Personal information
- Born: January 20, 2008 (age 18)
- Home town: Tempe, Arizona, U.S.

Sport
- Country: United States
- Sport: Street skateboarding
- Rank: 10th

Medal record
Street skateboarding
Representing United States
Pan American Games
| Bronze medal – third place | 2023 Santiago | Street |

= Paige Heyn =

American skateboarder (born 2008)

Paige Heyn (/ˈhaɪn/ HYNE; born January 20, 2008) is an American skateboarder, who won the 2022 USA Skateboarding National title and who competed at the 2024 Summer Olympics.

== Biography ==
Heyn was born January 20, 2008. Her hometown is Tempe, Arizona.

== Skateboarding ==
Heyn started skateboarding at four years old. She trained at Kids That Rip (KTR), an indoor action sports center owned by the family of Olympic medalist Jagger Eaton.

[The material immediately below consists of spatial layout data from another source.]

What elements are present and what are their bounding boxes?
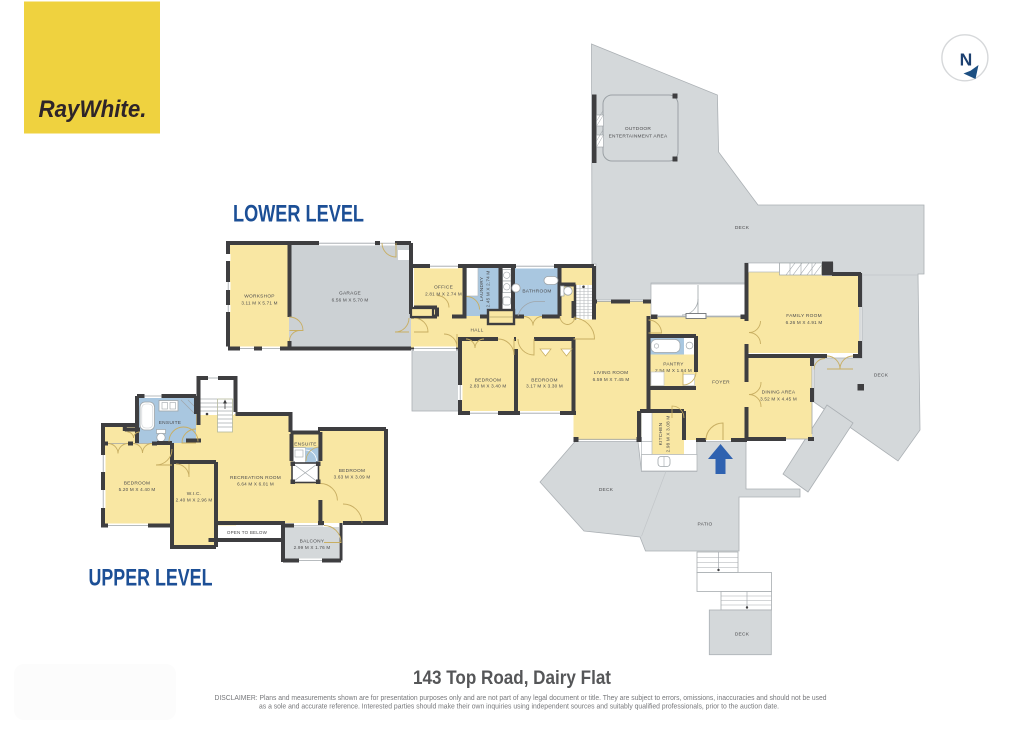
svg-text:PATIO: PATIO [698, 522, 713, 528]
svg-text:ENTERTAINMENT AREA: ENTERTAINMENT AREA [609, 134, 668, 140]
svg-text:BEDROOM: BEDROOM [124, 481, 151, 487]
svg-text:HALL: HALL [471, 328, 484, 334]
svg-text:DECK: DECK [735, 632, 750, 638]
svg-text:OUTDOOR: OUTDOOR [625, 126, 652, 132]
svg-text:6.59 M X 7.45 M: 6.59 M X 7.45 M [593, 377, 630, 382]
svg-text:N: N [960, 49, 973, 69]
svg-text:3.11 M X 5.71 M: 3.11 M X 5.71 M [241, 301, 277, 306]
svg-text:2.83 M X 3.40 M: 2.83 M X 3.40 M [470, 384, 507, 389]
svg-text:BEDROOM: BEDROOM [339, 468, 366, 474]
svg-text:2.45 M X 2.74 M: 2.45 M X 2.74 M [486, 271, 491, 308]
svg-text:OPEN TO BELOW: OPEN TO BELOW [227, 530, 268, 535]
svg-text:as a sole and accurate referen: as a sole and accurate reference. Intere… [259, 704, 779, 711]
svg-text:ENSUITE: ENSUITE [159, 420, 182, 426]
svg-text:DECK: DECK [599, 487, 614, 493]
svg-text:UPPER LEVEL: UPPER LEVEL [89, 565, 213, 592]
svg-text:2.81 M X 2.74 M: 2.81 M X 2.74 M [425, 292, 462, 297]
svg-text:WORKSHOP: WORKSHOP [244, 294, 275, 300]
svg-text:DINING AREA: DINING AREA [762, 390, 796, 396]
svg-text:RECREATION ROOM: RECREATION ROOM [230, 475, 281, 481]
svg-text:6.26 M X 4.91 M: 6.26 M X 4.91 M [786, 320, 823, 325]
svg-text:6.56 M X 5.70 M: 6.56 M X 5.70 M [332, 298, 369, 303]
svg-text:2.98 M X 3.08 M: 2.98 M X 3.08 M [666, 416, 671, 453]
svg-text:LOWER LEVEL: LOWER LEVEL [233, 201, 364, 228]
svg-text:FAMILY ROOM: FAMILY ROOM [786, 313, 822, 319]
svg-text:3.17 M X 3.30 M: 3.17 M X 3.30 M [526, 384, 563, 389]
svg-text:W.I.C.: W.I.C. [187, 491, 202, 497]
svg-text:LAUNDRY: LAUNDRY [479, 276, 485, 301]
svg-text:DECK: DECK [735, 225, 750, 231]
svg-text:KITCHEN: KITCHEN [658, 422, 664, 445]
svg-text:LIVING ROOM: LIVING ROOM [594, 370, 629, 376]
svg-text:BATHROOM: BATHROOM [522, 289, 551, 295]
svg-text:2.40 M X 2.96 M: 2.40 M X 2.96 M [176, 498, 213, 503]
svg-text:3.52 M X 4.45 M: 3.52 M X 4.45 M [760, 397, 797, 402]
svg-text:3.63 M X 3.09 M: 3.63 M X 3.09 M [334, 475, 371, 480]
svg-text:5.20 M X 4.40 M: 5.20 M X 4.40 M [119, 487, 156, 492]
svg-text:DISCLAIMER: Plans and measurem: DISCLAIMER: Plans and measurements shown… [215, 695, 827, 702]
svg-text:GARAGE: GARAGE [339, 291, 361, 297]
svg-text:RayWhite.: RayWhite. [39, 96, 147, 123]
svg-text:ENSUITE: ENSUITE [294, 442, 317, 448]
svg-text:DECK: DECK [874, 373, 889, 379]
svg-text:6.64 M X 6.01 M: 6.64 M X 6.01 M [237, 482, 274, 487]
svg-text:FOYER: FOYER [712, 380, 730, 386]
svg-text:BALCONY: BALCONY [300, 539, 325, 545]
svg-text:143 Top Road, Dairy Flat: 143 Top Road, Dairy Flat [413, 667, 611, 689]
svg-text:2.99 M X 1.76 M: 2.99 M X 1.76 M [294, 545, 331, 550]
svg-text:OFFICE: OFFICE [434, 285, 453, 291]
svg-text:PANTRY: PANTRY [663, 362, 684, 368]
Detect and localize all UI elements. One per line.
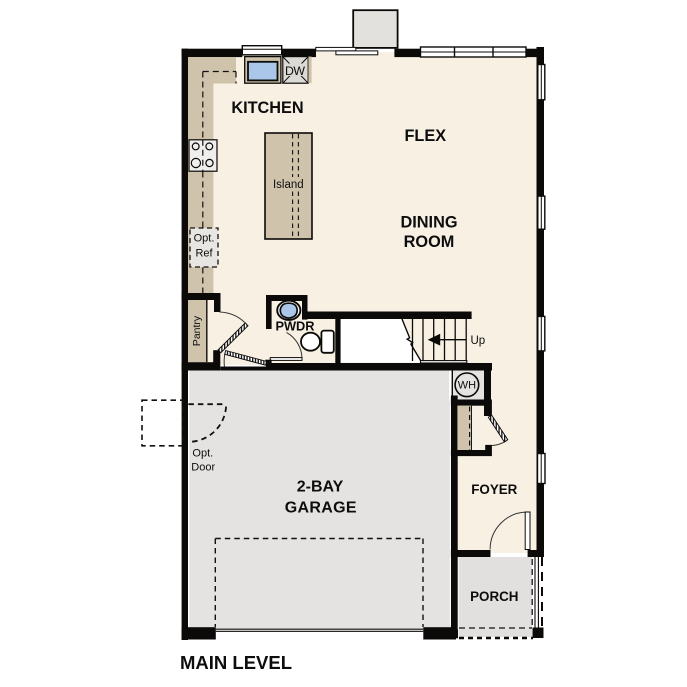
svg-text:Up: Up <box>471 335 486 347</box>
svg-text:FOYER: FOYER <box>471 482 517 497</box>
svg-text:DW: DW <box>285 64 305 78</box>
svg-text:PORCH: PORCH <box>470 589 518 604</box>
svg-text:Opt.: Opt. <box>194 233 215 245</box>
svg-text:MAIN LEVEL: MAIN LEVEL <box>180 652 292 673</box>
svg-text:WH: WH <box>458 380 476 392</box>
svg-text:Opt.: Opt. <box>192 448 213 460</box>
svg-text:KITCHEN: KITCHEN <box>231 99 303 117</box>
svg-text:PWDR: PWDR <box>275 319 314 334</box>
svg-text:FLEX: FLEX <box>404 127 446 145</box>
svg-text:Pantry: Pantry <box>191 315 203 346</box>
svg-text:Ref: Ref <box>195 248 213 260</box>
svg-text:Door: Door <box>191 462 215 474</box>
svg-text:GARAGE: GARAGE <box>285 499 357 516</box>
svg-text:Island: Island <box>273 179 304 191</box>
svg-text:2-BAY: 2-BAY <box>297 479 344 496</box>
svg-text:ROOM: ROOM <box>404 233 455 251</box>
svg-text:DINING: DINING <box>401 214 458 232</box>
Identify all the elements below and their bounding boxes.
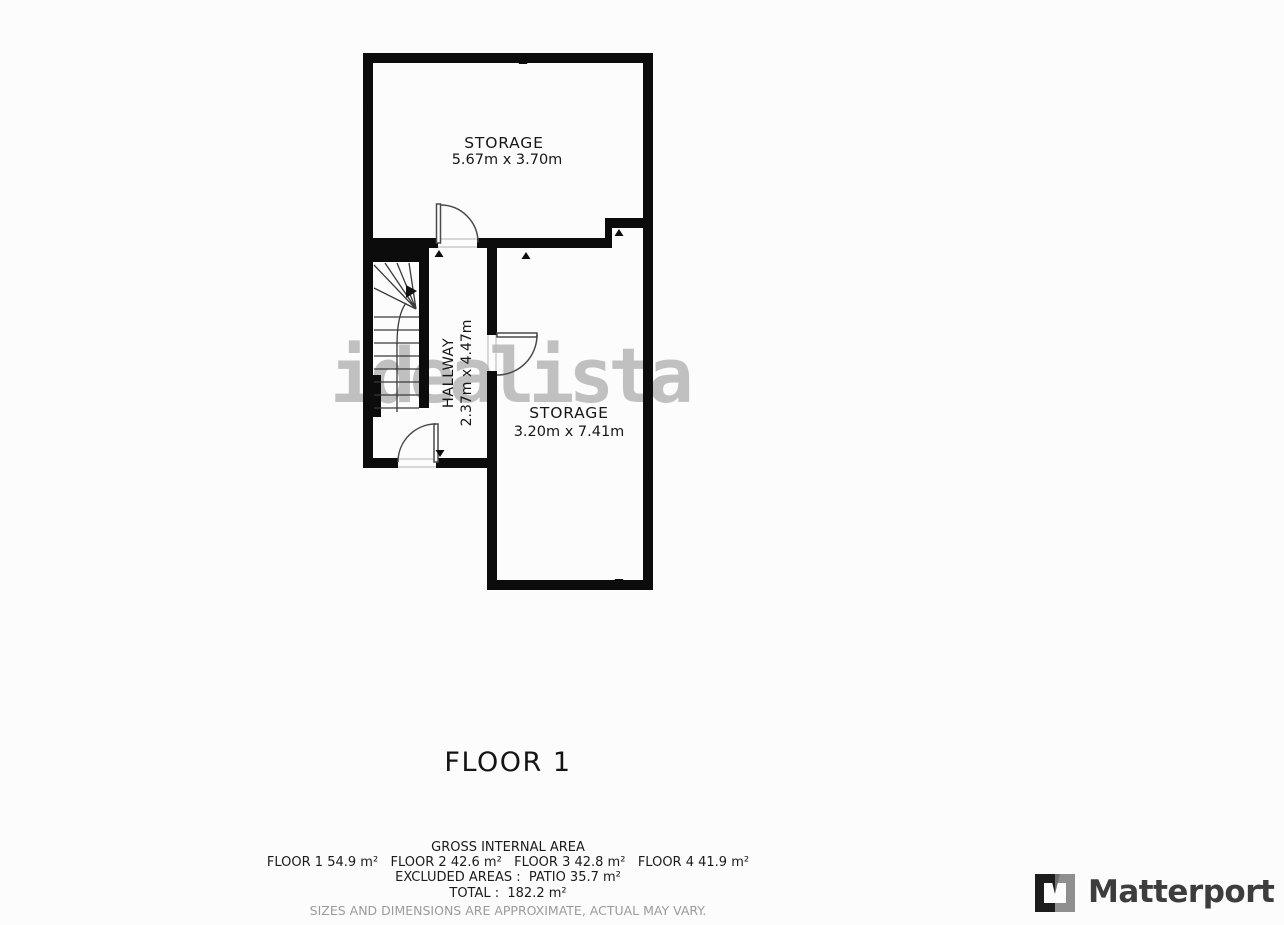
total-area-line: TOTAL : 182.2 m² (158, 886, 858, 901)
room-dims-storage-top: 5.67m x 3.70m (452, 152, 563, 168)
room-dims-hallway: 2.37m x 4.47m (459, 320, 475, 427)
floorplan-page: idealista (0, 0, 1284, 925)
floor-areas-line: FLOOR 1 54.9 m² FLOOR 2 42.6 m² FLOOR 3 … (158, 855, 858, 870)
room-dims-storage-bottom: 3.20m x 7.41m (514, 424, 625, 440)
disclaimer-text: SIZES AND DIMENSIONS ARE APPROXIMATE, AC… (158, 903, 858, 918)
excluded-areas-line: EXCLUDED AREAS : PATIO 35.7 m² (158, 870, 858, 885)
matterport-wordmark: Matterport (1088, 868, 1274, 916)
door-top-storage (437, 204, 479, 243)
floor-plan: STORAGE 5.67m x 3.70m HALLWAY 2.37m x 4.… (0, 0, 1284, 720)
room-label-storage-bottom: STORAGE (529, 404, 608, 422)
area-summary: GROSS INTERNAL AREA FLOOR 1 54.9 m² FLOO… (158, 840, 858, 918)
matterport-logo: Matterport (1031, 868, 1274, 916)
floor-title: FLOOR 1 (358, 747, 658, 778)
door-hallway-bottom (398, 424, 438, 462)
room-label-storage-top: STORAGE (464, 134, 543, 152)
gross-internal-area-heading: GROSS INTERNAL AREA (158, 840, 858, 855)
room-label-hallway: HALLWAY (441, 338, 457, 408)
matterport-m-icon (1031, 868, 1079, 916)
door-hallway-storage (497, 333, 537, 375)
stairs-direction-arrowhead (406, 285, 417, 298)
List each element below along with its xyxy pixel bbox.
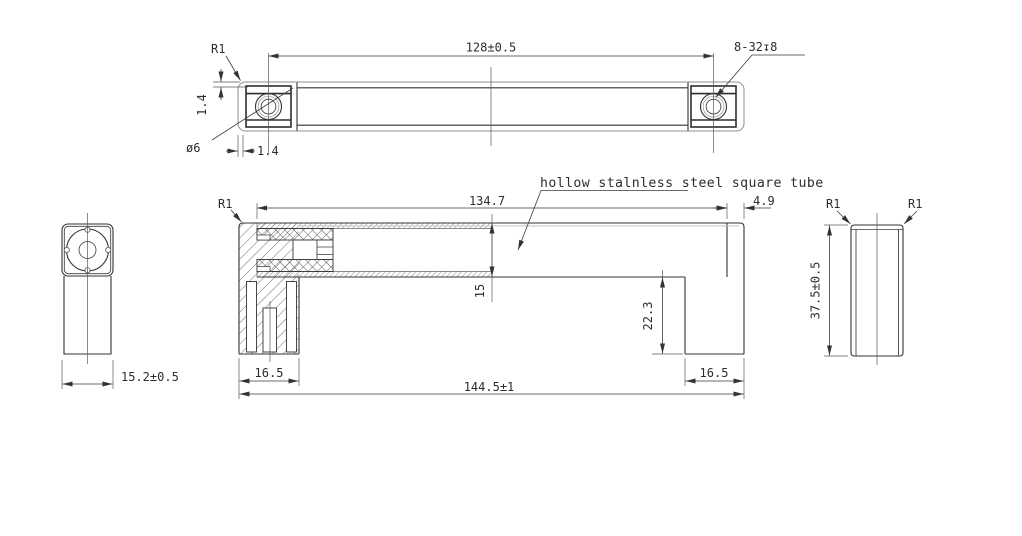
fillet-label-right-a: R1: [826, 197, 840, 211]
leg-slot-left: [247, 282, 257, 353]
dim-overall-length: 144.5±1: [464, 380, 515, 394]
drawing-page: 128±0.5 8-32↧8 R1 1.4 ø6 1.4: [0, 0, 1022, 536]
material-note: hollow stalnless steel square tube: [540, 176, 824, 191]
dim-handle-height: 37.5±0.5: [809, 262, 823, 320]
leg-slot-right: [287, 282, 297, 353]
dim-leg-width-left: 16.5: [255, 366, 284, 380]
boss-cavity: [293, 240, 333, 260]
dim-handle-depth: 15.2±0.5: [121, 370, 179, 384]
insert-notch-lower: [257, 267, 270, 272]
dim-end-cap-face: 4.9: [753, 194, 775, 208]
hole-diameter-label: ø6: [186, 141, 200, 155]
insert-notch-upper: [257, 235, 270, 240]
fillet-label-front: R1: [218, 197, 232, 211]
bore-nub-left: [64, 247, 69, 252]
sheet-background: [0, 0, 1022, 536]
dim-tube-height: 15: [473, 284, 487, 298]
dim-tube-length: 134.7: [469, 194, 505, 208]
bore-nub-right: [106, 247, 111, 252]
dim-wall-thickness-vertical: 1.4: [195, 94, 209, 116]
dim-leg-width-right: 16.5: [700, 366, 729, 380]
dim-leg-drop: 22.3: [641, 302, 655, 331]
thread-depth-callout: 8-32↧8: [734, 40, 777, 54]
tube-bottom-wall: [257, 272, 492, 278]
dim-wall-thickness-horizontal: 1.4: [257, 144, 279, 158]
fillet-label-top: R1: [211, 42, 225, 56]
dim-hole-spacing: 128±0.5: [466, 41, 517, 55]
engineering-drawing: 128±0.5 8-32↧8 R1 1.4 ø6 1.4: [0, 0, 1022, 536]
fillet-label-right-b: R1: [908, 197, 922, 211]
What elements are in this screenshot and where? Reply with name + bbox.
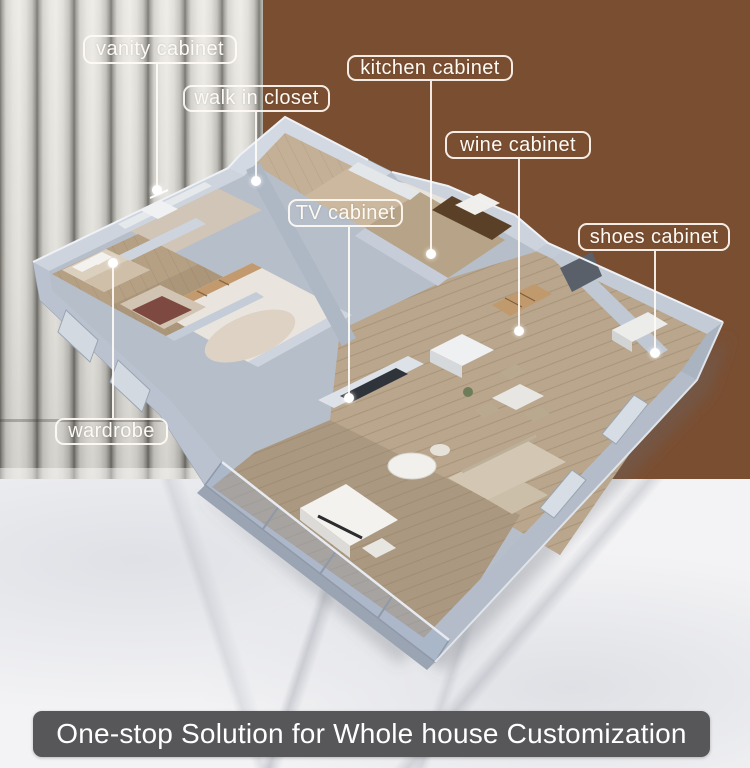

Heyn finished 5th in the Quarterfinal Results at the 2022 World Skateboarding Championships in Sharjah. In December 2022, Paige Heyn came in first place at the USA Skateboarding National Championships.

In March 2023, she finished second-place at the Cowtown's PHXAM in Phoenix, Arizona. In December 2023, Heyn participated in the WST Street World Championships in Japan, where she scored a 31.17 in the Women's Open Qualifier and a 46.51 in the Women's quarter-final.

In 2024, Heyn finished 5th in Women's Skateboard Street at the X Games in Ventura, California. She also represented the United States as a member of the USA Skateboarding National Team at the 2024 Summer Olympics, where she competed in the women's street skating and came in 6th place with 163.23 points.